I almost forgot another HUGE achievement this morning. I actually managed to do Michelle’s Cardio Kicker DVD in its entirety! Yes I did the low impact options for most of it, but previously I’d only been able to get through a couple of segments even with the low impact options. Pretty proud of myself for that. I guess my fitness is improving. 48 min. 392 calories burned, maximum HR 172, ave HR 147. Time in zone 24 min. Sweated up a storm. Not bad for a loungeroom workout.

Yesterday was another first for me. I met up with a gf and we went down to the Fairlight tidal pool with our kickboards and swam laps. I’ve NEVER been a lap swimmer, and in all honesty if I had been there by myself I would probably have gotten bored in 10 minutes and left. Actually I would never have gone in the first place as I would have been too worried about someone calling Greenpeace to rescue the great white whale stranded in the pool. Instead though Michelle and I chatted and laughed up and down the pool, throwing in speed laps every now and then. When we got out we discovered we had been at it for an hour and a half!!! I didn’t have my HRM on (not sure if it is waterproof) but plugging the numbers into MyFitnessPal, I burned between 680 cal (snorkelling) and 816 cal (swimming leisurely, general). Not bad for spending a fun morning cooling off on a stinking hot day with a friend! We’ve decided to make it a weekly thing, at least while the water temp is good.

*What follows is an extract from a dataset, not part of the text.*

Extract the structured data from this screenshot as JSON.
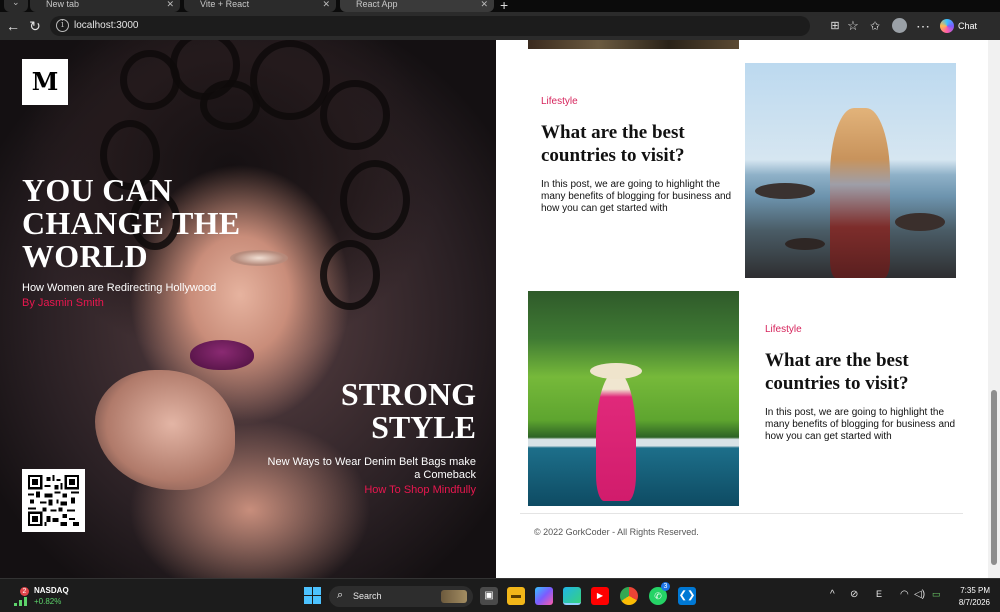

I’m really enjoying finding ways to socialize that don’t involve food. Previously every social occasion centred around eating and or drinking so this is a huge change for us. It wont be possible with every “friend” I know, and I may end up seeing less of some of them as a result but I’m hoping to make some new ones along the way and to spend the bulk of my free time actually DOING instead of eating and watching. There are so many things I want to try, and to experience. I’m not letting my (previously) appalling level of fitness and rolls of fat hold me back any longer.

“Limitations only exist if you let them”. Well I’m not letting them anymore. Bring it on life! I’m ready!